4)      Has the Note followed the path detailed in the Pooling and Servicing Agreement?  Most PSA’s have a 2.01 Conveyance Section that covers the endorsement requirements on your Note.  Most call for each owner of the Note to endorse the Note over to the next party in the chain of title.  Most assignments of Deed of Trust reflect a direct transfer from the originator to the REMIC Trust, which is a legal impossibility.  (See Internal Revenue Codes)  The IRS mandates that the Notes be legally conveyed within three months of closing the REMIC.  Also check your PSA to see what is the governing law (almost all are governed by New York law) – if it is governed by New York Trust laws, the transfer of a Note after the closing date is void.  (See  Professor Adam Levitin Written Testimony to House Finanical Services Committee where he explains all of the violations and failure of the banks to actually transfer the Notes)

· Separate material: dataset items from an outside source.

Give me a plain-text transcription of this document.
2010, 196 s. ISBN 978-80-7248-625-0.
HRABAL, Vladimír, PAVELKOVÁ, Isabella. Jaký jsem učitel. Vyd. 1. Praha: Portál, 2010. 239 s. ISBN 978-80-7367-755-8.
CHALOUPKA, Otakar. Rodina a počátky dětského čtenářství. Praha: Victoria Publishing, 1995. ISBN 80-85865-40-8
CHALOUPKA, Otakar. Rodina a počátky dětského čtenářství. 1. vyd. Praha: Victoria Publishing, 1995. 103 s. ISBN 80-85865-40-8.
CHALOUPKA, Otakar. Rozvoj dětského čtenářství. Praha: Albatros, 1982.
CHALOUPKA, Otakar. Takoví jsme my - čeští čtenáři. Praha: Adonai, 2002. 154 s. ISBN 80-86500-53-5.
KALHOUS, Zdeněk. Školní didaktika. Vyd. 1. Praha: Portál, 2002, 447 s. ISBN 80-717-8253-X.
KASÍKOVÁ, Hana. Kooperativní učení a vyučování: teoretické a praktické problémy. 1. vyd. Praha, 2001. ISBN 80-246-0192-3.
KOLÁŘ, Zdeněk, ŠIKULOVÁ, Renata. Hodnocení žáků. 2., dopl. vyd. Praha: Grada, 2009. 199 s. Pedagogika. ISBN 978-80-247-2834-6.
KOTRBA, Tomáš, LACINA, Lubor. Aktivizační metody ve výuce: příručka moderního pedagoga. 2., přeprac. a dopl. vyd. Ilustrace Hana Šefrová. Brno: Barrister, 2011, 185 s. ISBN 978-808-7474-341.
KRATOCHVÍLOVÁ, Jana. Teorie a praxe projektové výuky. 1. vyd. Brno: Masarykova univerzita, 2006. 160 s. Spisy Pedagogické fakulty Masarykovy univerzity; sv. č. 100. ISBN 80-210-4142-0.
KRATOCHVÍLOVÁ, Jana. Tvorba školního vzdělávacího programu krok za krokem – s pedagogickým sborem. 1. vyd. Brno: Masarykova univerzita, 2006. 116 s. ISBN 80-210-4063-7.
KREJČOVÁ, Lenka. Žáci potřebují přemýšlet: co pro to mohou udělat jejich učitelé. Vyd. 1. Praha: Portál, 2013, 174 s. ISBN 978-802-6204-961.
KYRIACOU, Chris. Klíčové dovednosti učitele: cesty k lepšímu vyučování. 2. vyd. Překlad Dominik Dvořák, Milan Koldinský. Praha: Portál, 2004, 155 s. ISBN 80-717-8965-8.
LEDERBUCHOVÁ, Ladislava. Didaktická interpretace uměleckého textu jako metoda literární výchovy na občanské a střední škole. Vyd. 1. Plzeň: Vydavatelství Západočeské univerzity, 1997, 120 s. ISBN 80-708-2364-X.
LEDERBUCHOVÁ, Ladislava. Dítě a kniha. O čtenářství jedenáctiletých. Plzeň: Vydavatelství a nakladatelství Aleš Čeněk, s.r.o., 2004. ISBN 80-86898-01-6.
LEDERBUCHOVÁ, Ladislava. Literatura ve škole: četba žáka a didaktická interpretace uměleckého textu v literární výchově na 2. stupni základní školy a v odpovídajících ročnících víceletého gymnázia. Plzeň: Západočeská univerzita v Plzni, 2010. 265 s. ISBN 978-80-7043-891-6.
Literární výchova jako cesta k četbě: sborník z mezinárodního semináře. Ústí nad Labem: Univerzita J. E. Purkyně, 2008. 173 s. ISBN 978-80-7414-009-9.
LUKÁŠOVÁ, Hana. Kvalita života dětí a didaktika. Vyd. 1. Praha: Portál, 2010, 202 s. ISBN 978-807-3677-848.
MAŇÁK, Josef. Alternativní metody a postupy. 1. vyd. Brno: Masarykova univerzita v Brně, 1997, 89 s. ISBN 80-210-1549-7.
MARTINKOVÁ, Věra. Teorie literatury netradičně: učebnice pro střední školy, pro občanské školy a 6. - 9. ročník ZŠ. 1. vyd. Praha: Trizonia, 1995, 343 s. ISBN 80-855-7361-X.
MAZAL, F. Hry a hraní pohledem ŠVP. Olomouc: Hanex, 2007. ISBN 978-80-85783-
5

[1] FHFA:  Federal Housing Finance Administration – oversees vital components of the secondary housing market – Fannie Mae, Freddie Mac and Federal Home Loan Banks.

[2] Paula Rush: Consumer Attorney with blog at – excellent articles and advice!


Join the conversation and post a comment.

  1. hiit tabata

    I like your fantastic web site. Just what I was searching for!
    Best regards,

    • Rishi

      I moved into my home about 5 yrs. ago and everything was fine until my hnbuasd was in a bad car accident which left everything on me. I had to file wage earner and that too was going aline okay. At least my bills were getting paid and then my company closed leaving me jobless. After wage earner was dissmissed. I refiled 3 mos. later after finding work with a temp service but the assignment was up and so was the wager earner.I’ve been trying to work with my j p morgan chase on a payment plan,but they want between 7,000.00-8,000.00 down with 3 monthly mortagage payments of 1,500.00, before my loan will be modified.I’m back at work now andI could afford a 800.00-900.00 monthly payment comfortably, but I don’t have that type of down payment .I am in pre forecloser now and I don’t want to lose my home.The idea of that is already affecting my son.Do I have a chance of getting help with the new stimulus plan?I know for a fact that a couple of other banks have already brgin working with their mortagage holder without a large down payment and have already told them about a plan that’s going to help them without the stress of worrying of losing their homes.Of course chase is not telling me anything except try to get they down payment so that they can modify and that they don’t want to see me lose my home.Will if that’s so, work with me . I don’t have that kind od money. Can you let me know if this plan will help and give me any other helpful information?. Thank You

  2. mortgage net branch california

    Please let me know if you’re looking for a article author for your site. You have some really great articles and I feel I would be a good asset. If you ever want to take some of the load off, I’d love to write some articles for your blog in exchange for a link back to mine. Please shoot me an e-mail if interested. Kudos!


Forgot Password?

Join Us

Password Reset
Please enter your e-mail address. You will receive a new password via e-mail.